I have always loved homemade ginger beer so I when I began making cider I knew I had to try a ginger apple cider recipe. My favorite part is how the fresh ginger creates a fiery flavor that I can’t get from a commercial beverage.
Making this alcoholic ginger apple cider is a simple process that only requires basic brewing equipment. Essentially you will be making a sweet ginger tea with apple juice and fermenting it into a delicious nectar.
For my hard ginger cider, I like an ABV of around 6-7% and stop fermentation early to leave some residual sweetness so I can drink it young without back sweetening.
To do that, I start with an original gravity of 1.060 SG and monitor the fermentation process. Once the cider reaches about 1.010 SG, I place the carboy into a refrigerator for a cold crash to halt fermentation and allow the suspended yeast to settle.
After a couple of days of cold crashing, most of the yeast will drop out of the cider and I rack it into half-gallon growlers and cap them for short-term COLD storage. Because there is residual fermentable sugar in the cider it must stay cold or it will continue to ferment and possibly cause the bottles to explode.
Even at cold temperatures, some yeast may be able to slowly metabolize sugar. I suggest keeping the bottled cider in a refrigerator for less than 3 weeks and burp the bottles if needed.
Don’t worry, this stuff is so good it won’t last 3 weeks anyway!
To carbonate the ginger apple hard cider, I use the carbonation cap method for smaller amounts or a corny keg for large batches. If you prefer to naturally carbonate the ginger cider you can try to pasteurize your bottles but whenever carbonating a sweet beverage, take special care not to over carbonate. It can be very dangerous.
Five Essential Pieces of Equipment
How to Make Ginger Apple Hard Cider:
If you are new to cider making, start by reviewing the basic cider making instructions found here.
Step One:
Bring a 16oz water to boil. Add approx. 8oz of peeled & sliced ginger root and the juice from one lime; steep for 15 minutes.
Step Two:
Once the ginger tea has cooled, transfer it to a clean & sanitized carboy and Top up the carboy with apple juice and apple juice concentrate. I add a few pieces of ginger to the carboy but toss the rest.
The amount of apple juice concentrate you will need to add will depend on how much water and lime juice you add. And, your target original gravity, of course.

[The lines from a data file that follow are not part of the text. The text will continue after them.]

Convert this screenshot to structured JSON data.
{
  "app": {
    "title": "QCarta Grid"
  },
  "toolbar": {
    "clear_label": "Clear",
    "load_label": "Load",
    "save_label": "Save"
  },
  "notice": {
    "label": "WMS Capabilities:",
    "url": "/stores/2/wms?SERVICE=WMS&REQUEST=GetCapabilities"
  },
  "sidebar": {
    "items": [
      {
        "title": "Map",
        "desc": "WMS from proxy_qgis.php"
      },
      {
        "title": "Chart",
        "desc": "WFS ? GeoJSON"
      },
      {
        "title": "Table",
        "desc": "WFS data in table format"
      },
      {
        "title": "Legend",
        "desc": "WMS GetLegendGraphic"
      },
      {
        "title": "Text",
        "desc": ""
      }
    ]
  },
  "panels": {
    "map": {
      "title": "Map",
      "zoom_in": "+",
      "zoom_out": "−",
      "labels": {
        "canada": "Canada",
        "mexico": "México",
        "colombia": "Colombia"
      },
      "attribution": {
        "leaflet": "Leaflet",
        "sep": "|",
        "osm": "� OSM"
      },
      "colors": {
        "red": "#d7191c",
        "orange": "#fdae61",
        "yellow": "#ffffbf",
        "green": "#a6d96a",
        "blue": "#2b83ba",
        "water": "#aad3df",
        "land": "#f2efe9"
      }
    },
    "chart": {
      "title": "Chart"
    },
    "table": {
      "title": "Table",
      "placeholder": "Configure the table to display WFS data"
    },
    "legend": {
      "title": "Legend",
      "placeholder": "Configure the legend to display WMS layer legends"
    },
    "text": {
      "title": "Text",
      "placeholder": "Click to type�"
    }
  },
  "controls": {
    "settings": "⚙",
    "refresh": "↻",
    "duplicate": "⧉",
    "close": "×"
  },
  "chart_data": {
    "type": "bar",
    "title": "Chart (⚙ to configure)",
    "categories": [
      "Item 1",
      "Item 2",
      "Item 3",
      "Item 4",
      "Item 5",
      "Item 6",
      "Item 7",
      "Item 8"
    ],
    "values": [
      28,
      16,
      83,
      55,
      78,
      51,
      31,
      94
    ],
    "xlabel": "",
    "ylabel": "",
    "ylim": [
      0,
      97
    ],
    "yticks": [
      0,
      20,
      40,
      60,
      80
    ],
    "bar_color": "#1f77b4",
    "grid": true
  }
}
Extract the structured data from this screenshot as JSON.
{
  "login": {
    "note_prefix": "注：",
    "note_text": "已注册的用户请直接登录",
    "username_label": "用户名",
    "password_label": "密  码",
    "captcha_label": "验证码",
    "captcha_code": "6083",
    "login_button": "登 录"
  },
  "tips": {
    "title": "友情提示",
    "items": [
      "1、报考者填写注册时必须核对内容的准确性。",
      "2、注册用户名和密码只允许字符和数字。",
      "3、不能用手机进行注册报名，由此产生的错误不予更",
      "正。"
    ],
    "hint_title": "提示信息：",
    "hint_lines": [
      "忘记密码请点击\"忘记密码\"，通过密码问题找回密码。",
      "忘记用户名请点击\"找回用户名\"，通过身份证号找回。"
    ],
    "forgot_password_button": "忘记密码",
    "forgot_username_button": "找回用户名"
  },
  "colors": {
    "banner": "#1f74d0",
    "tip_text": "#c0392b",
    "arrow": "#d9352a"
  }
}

I estimated about 16oz of liquid (some of the water boils off) mixed with 4oz of concentrate is very similar in SG to my fresh apple juice. So, I use this estimation plus an additional 8oz of concentrate to reach my original gravity.
Step Three:
Take a hydrometer reading to measure original gravity and document on a Cider Log.
Step Four:
Add 1tsp. yeast nutrient, pitch yeast and attach the airlock.
Step Five:
Place the carboy in a cool area, around 65F, to ferment. Monitor fermentation and at 1.010 SG place the carboy in a refrigerator to cold crash.
Step Six:
After the cold crash, the ginger apple cider is ready to be bottled or kegged.
Ginger Apple Hard Cider Recipe
Materials
- 1 gal Apple Cider
- 4 oz Apple Juice Concentrate May vary
- 8 oz Fresh Ginger
- 1 Fresh Lime
- 16 oz Water
- 1/4 pack Nottingham Ale Yeast
- 1 tsp Yeast Nutrient
Instructions
- Clean and sanitize all cider making equipment before starting.

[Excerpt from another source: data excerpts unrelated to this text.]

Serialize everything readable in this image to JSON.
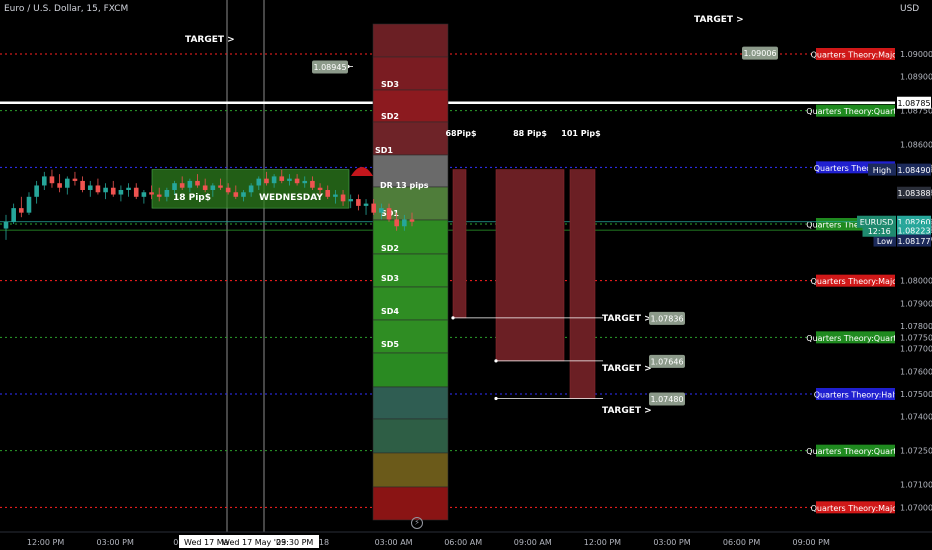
{
  "header": {
    "title": "Euro / U.S. Dollar, 15, FXCM",
    "currency": "USD"
  },
  "icons": {
    "bolt": "lightning-icon"
  },
  "colors": {
    "background": "#000000",
    "major": "#ff2020",
    "quarter": "#2ba02b",
    "half": "#3030ff",
    "white": "#ffffff",
    "bull": "#26a69a",
    "bear": "#ef5350",
    "target_box": "#8c9a8a"
  },
  "chart_data": {
    "type": "candlestick",
    "y_axis": {
      "range": [
        1.069,
        1.0915
      ],
      "ticks": [
        "1.09000",
        "1.08900",
        "1.08750",
        "1.08600",
        "1.08500",
        "1.08490",
        "1.08388",
        "1.08260",
        "1.08250",
        "1.08223",
        "1.08177",
        "1.08000",
        "1.07900",
        "1.07800",
        "1.07750",
        "1.07700",
        "1.07600",
        "1.07500",
        "1.07400",
        "1.07250",
        "1.07100",
        "1.07000"
      ]
    },
    "x_axis": {
      "ticks": [
        {
          "label": "12:00 PM",
          "hours": -12
        },
        {
          "label": "03:00 PM",
          "hours": -9
        },
        {
          "label": "06:00",
          "hours": -6
        },
        {
          "label": "18",
          "hours": 0
        },
        {
          "label": "03:00 AM",
          "hours": 3
        },
        {
          "label": "06:00 AM",
          "hours": 6
        },
        {
          "label": "09:00 AM",
          "hours": 9
        },
        {
          "label": "12:00 PM",
          "hours": 12
        },
        {
          "label": "03:00 PM",
          "hours": 15
        },
        {
          "label": "06:00 PM",
          "hours": 18
        },
        {
          "label": "09:00 PM",
          "hours": 21
        }
      ],
      "cursor_labels": [
        "Wed 17 Ma",
        "Wed 17 May '23",
        "09:30 PM"
      ]
    },
    "price_labels": [
      {
        "value": 1.08785,
        "text": "1.08785",
        "style": "white"
      },
      {
        "value": 1.08388,
        "text": "1.08388",
        "style": "dark"
      },
      {
        "value": 1.0826,
        "text": "1.08260",
        "style": "green"
      },
      {
        "value": 1.08223,
        "text": "1.08223",
        "style": "green"
      },
      {
        "value": 1.0849,
        "text": "1.08490",
        "style": "navy"
      },
      {
        "value": 1.08177,
        "text": "1.08177",
        "style": "navy"
      }
    ],
    "side_labels": [
      {
        "value": 1.0849,
        "text": "High"
      },
      {
        "value": 1.08177,
        "text": "Low"
      },
      {
        "value": 1.0826,
        "text": "EURUSD"
      },
      {
        "value": 1.0826,
        "text": "12:16",
        "offset": 9
      }
    ],
    "levels": [
      {
        "value": 1.09,
        "label": "Quarters Theory:Major",
        "type": "major"
      },
      {
        "value": 1.0875,
        "label": "Quarters Theory:Quarter",
        "type": "quarter"
      },
      {
        "value": 1.085,
        "label": "Quarters Theory:Half",
        "type": "half"
      },
      {
        "value": 1.0825,
        "label": "Quarters Theory:Quarter",
        "type": "quarter"
      },
      {
        "value": 1.08,
        "label": "Quarters Theory:Major",
        "type": "major"
      },
      {
        "value": 1.0775,
        "label": "Quarters Theory:Quarter",
        "type": "quarter"
      },
      {
        "value": 1.075,
        "label": "Quarters Theory:Half",
        "type": "half"
      },
      {
        "value": 1.0725,
        "label": "Quarters Theory:Quarter",
        "type": "quarter"
      },
      {
        "value": 1.07,
        "label": "Quarters Theory:Major",
        "type": "major"
      }
    ],
    "white_line": 1.08785,
    "sd_zones": {
      "labels_up": [
        "SD3",
        "SD2",
        "SD1"
      ],
      "dr_label": "DR 13 pips",
      "labels_down": [
        "SD1",
        "SD2",
        "SD3",
        "SD4",
        "SD5"
      ]
    },
    "range_box": {
      "pips_label": "18 Pip$",
      "day_label": "WEDNESDAY",
      "high": 1.0849,
      "low": 1.0832
    },
    "pip_boxes": [
      {
        "label": "68Pip$",
        "top": 1.0849,
        "bottom": 1.07836
      },
      {
        "label": "88 Pip$",
        "top": 1.0849,
        "bottom": 1.07646
      },
      {
        "label": "101 Pip$",
        "top": 1.0849,
        "bottom": 1.0748
      }
    ],
    "targets": [
      {
        "label": "TARGET >",
        "value": 1.09006,
        "text": "1.09006"
      },
      {
        "label": "TARGET >",
        "value": 1.08945,
        "text": "1.08945"
      },
      {
        "label": "TARGET >",
        "value": 1.07836,
        "text": "1.07836"
      },
      {
        "label": "TARGET >",
        "value": 1.07646,
        "text": "1.07646"
      },
      {
        "label": "TARGET >",
        "value": 1.0748,
        "text": "1.07480"
      }
    ],
    "candles": [
      [
        1.0823,
        1.0829,
        1.0818,
        1.0826
      ],
      [
        1.0826,
        1.0834,
        1.0825,
        1.0832
      ],
      [
        1.0832,
        1.0837,
        1.0828,
        1.083
      ],
      [
        1.083,
        1.0839,
        1.0829,
        1.0837
      ],
      [
        1.0837,
        1.0844,
        1.0834,
        1.0842
      ],
      [
        1.0842,
        1.0848,
        1.084,
        1.0846
      ],
      [
        1.0846,
        1.0849,
        1.0841,
        1.0843
      ],
      [
        1.0843,
        1.0847,
        1.0839,
        1.0841
      ],
      [
        1.0841,
        1.0846,
        1.0838,
        1.0845
      ],
      [
        1.0845,
        1.0848,
        1.0842,
        1.0844
      ],
      [
        1.0844,
        1.0846,
        1.0839,
        1.084
      ],
      [
        1.084,
        1.0844,
        1.0837,
        1.0842
      ],
      [
        1.0842,
        1.0845,
        1.0838,
        1.0839
      ],
      [
        1.0839,
        1.0843,
        1.0836,
        1.0841
      ],
      [
        1.0841,
        1.0844,
        1.0837,
        1.0838
      ],
      [
        1.0838,
        1.0842,
        1.0835,
        1.084
      ],
      [
        1.084,
        1.0843,
        1.0837,
        1.0841
      ],
      [
        1.0841,
        1.0843,
        1.0836,
        1.0837
      ],
      [
        1.0837,
        1.084,
        1.0834,
        1.0839
      ],
      [
        1.0839,
        1.0842,
        1.0836,
        1.0838
      ],
      [
        1.0838,
        1.0841,
        1.0835,
        1.0837
      ],
      [
        1.0837,
        1.0841,
        1.0835,
        1.084
      ],
      [
        1.084,
        1.0844,
        1.0838,
        1.0843
      ],
      [
        1.0843,
        1.0846,
        1.084,
        1.0841
      ],
      [
        1.0841,
        1.0845,
        1.0839,
        1.0844
      ],
      [
        1.0844,
        1.0847,
        1.0841,
        1.0842
      ],
      [
        1.0842,
        1.0845,
        1.0839,
        1.084
      ],
      [
        1.084,
        1.0843,
        1.0837,
        1.0842
      ],
      [
        1.0842,
        1.0845,
        1.084,
        1.0841
      ],
      [
        1.0841,
        1.0843,
        1.0838,
        1.0839
      ],
      [
        1.0839,
        1.0842,
        1.0836,
        1.0837
      ],
      [
        1.0837,
        1.084,
        1.0835,
        1.0839
      ],
      [
        1.0839,
        1.0843,
        1.0837,
        1.0842
      ],
      [
        1.0842,
        1.0846,
        1.084,
        1.0845
      ],
      [
        1.0845,
        1.0848,
        1.0842,
        1.0843
      ],
      [
        1.0843,
        1.0847,
        1.0841,
        1.0846
      ],
      [
        1.0846,
        1.0849,
        1.0843,
        1.0844
      ],
      [
        1.0844,
        1.0847,
        1.0842,
        1.0845
      ],
      [
        1.0845,
        1.0847,
        1.0842,
        1.0843
      ],
      [
        1.0843,
        1.0846,
        1.0841,
        1.0844
      ],
      [
        1.0844,
        1.0846,
        1.084,
        1.0841
      ],
      [
        1.0841,
        1.0843,
        1.0838,
        1.084
      ],
      [
        1.084,
        1.0842,
        1.0836,
        1.0837
      ],
      [
        1.0837,
        1.084,
        1.0834,
        1.0838
      ],
      [
        1.0838,
        1.084,
        1.0833,
        1.0835
      ],
      [
        1.0835,
        1.0838,
        1.0832,
        1.0836
      ],
      [
        1.0836,
        1.0838,
        1.0831,
        1.0833
      ],
      [
        1.0833,
        1.0836,
        1.0829,
        1.0834
      ],
      [
        1.0834,
        1.0836,
        1.0829,
        1.083
      ],
      [
        1.083,
        1.0834,
        1.0827,
        1.0832
      ],
      [
        1.0832,
        1.0834,
        1.0826,
        1.0827
      ],
      [
        1.0827,
        1.083,
        1.0822,
        1.0824
      ],
      [
        1.0824,
        1.0829,
        1.0822,
        1.0827
      ],
      [
        1.0827,
        1.083,
        1.0824,
        1.0826
      ]
    ]
  }
}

- Peel and chop fresh ginger
- Juice one lime
- Add the water, ginger and lime juice to a pot and boil to make a ginger tea
- Pour the pour the ginger tea into the fermenter and add apple juice into the fermenting vessel leaving room for apple juice concentrate in the following steps.
- Take a hydrometer reading to measure the gravity and record.

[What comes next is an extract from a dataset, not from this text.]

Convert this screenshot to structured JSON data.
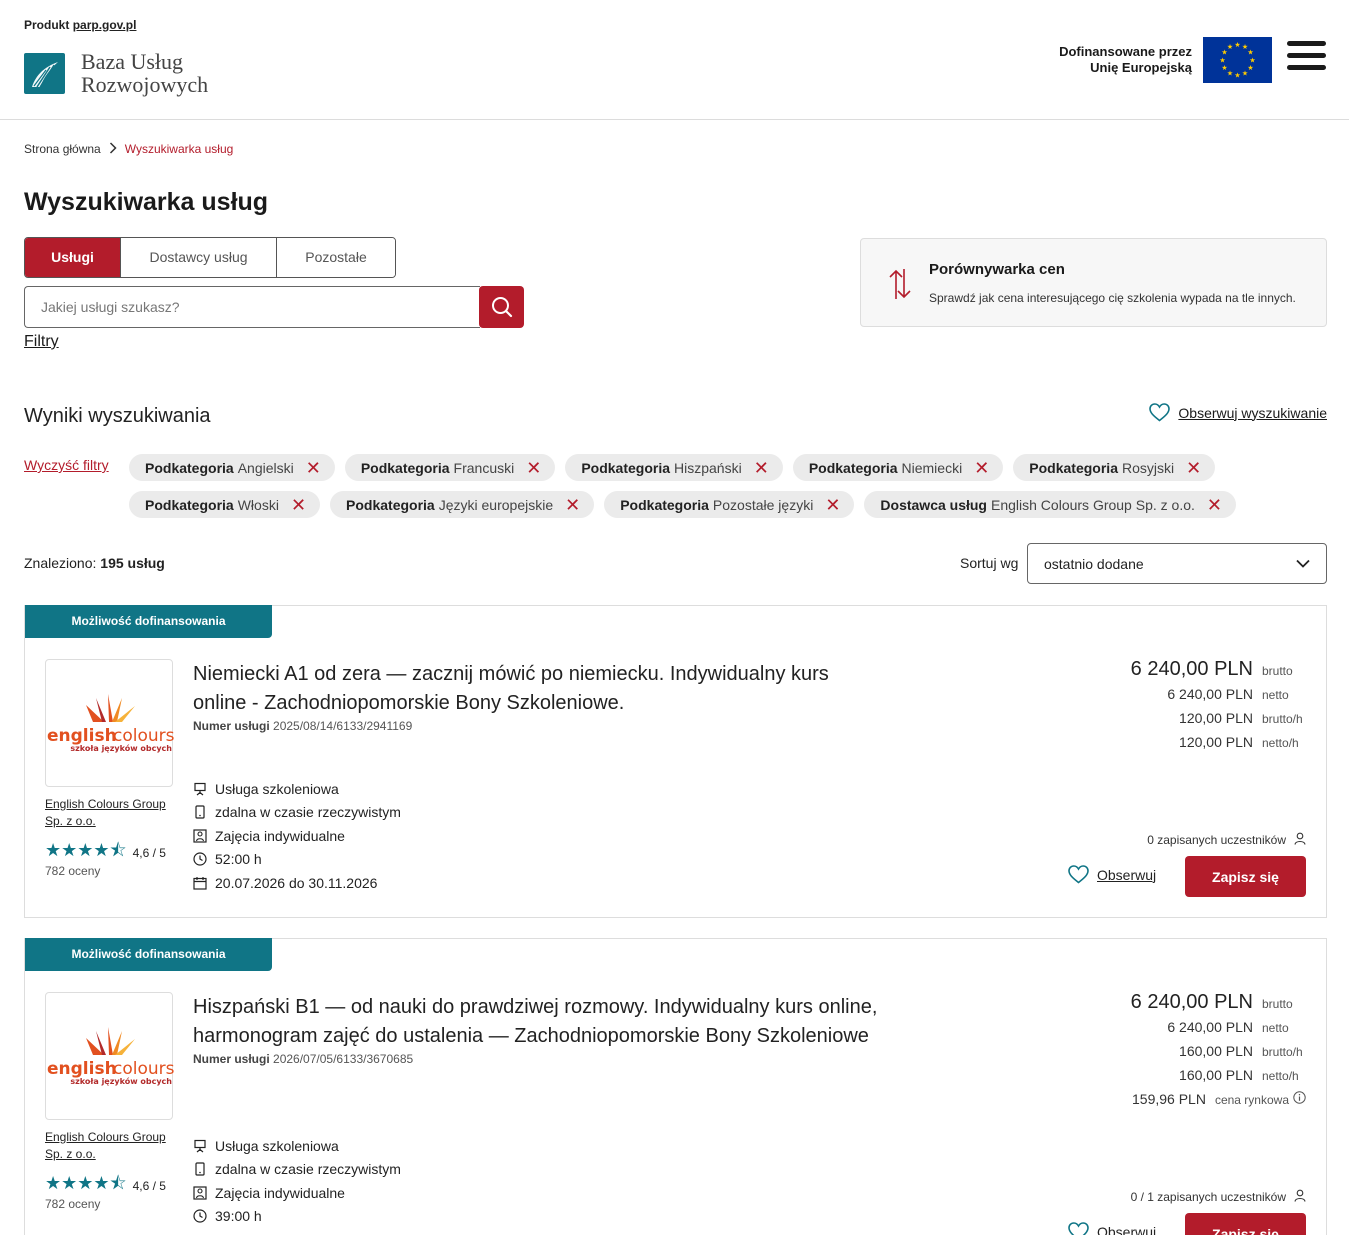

- Add apple juice concentrate to raise the original gravity to the desired level. Top up the fermenter with apple juice as needed.
- Take a hydrometer reading to measure the gravity and record.
- Add yeast nutrient if desired.
- Pour the yeast into the fermenter.
- Close the fermenter and install an airlock filled with sanitizer.
- Allow the cider to ferment in a cool and dark place for about two weeks or until fermentation has ended.
- Cold crash, rack and bottle.
I’ve been making hard cider at home for years and was pleased to come across your site. Am intrigued by the addition of ginger. I had this in a local craft cider and really liked it.
Was wondering if you had tried fresh ginger straight in the primary or secondary fermentor, rather than boiling it to make a tea first?
Am going to do some experimenting…
Cheers,
Ian.
I made a 5 gallon batch of this cider and added 2 pounds of ginger, and quarter cup of sugar; way too much, It burns the throat.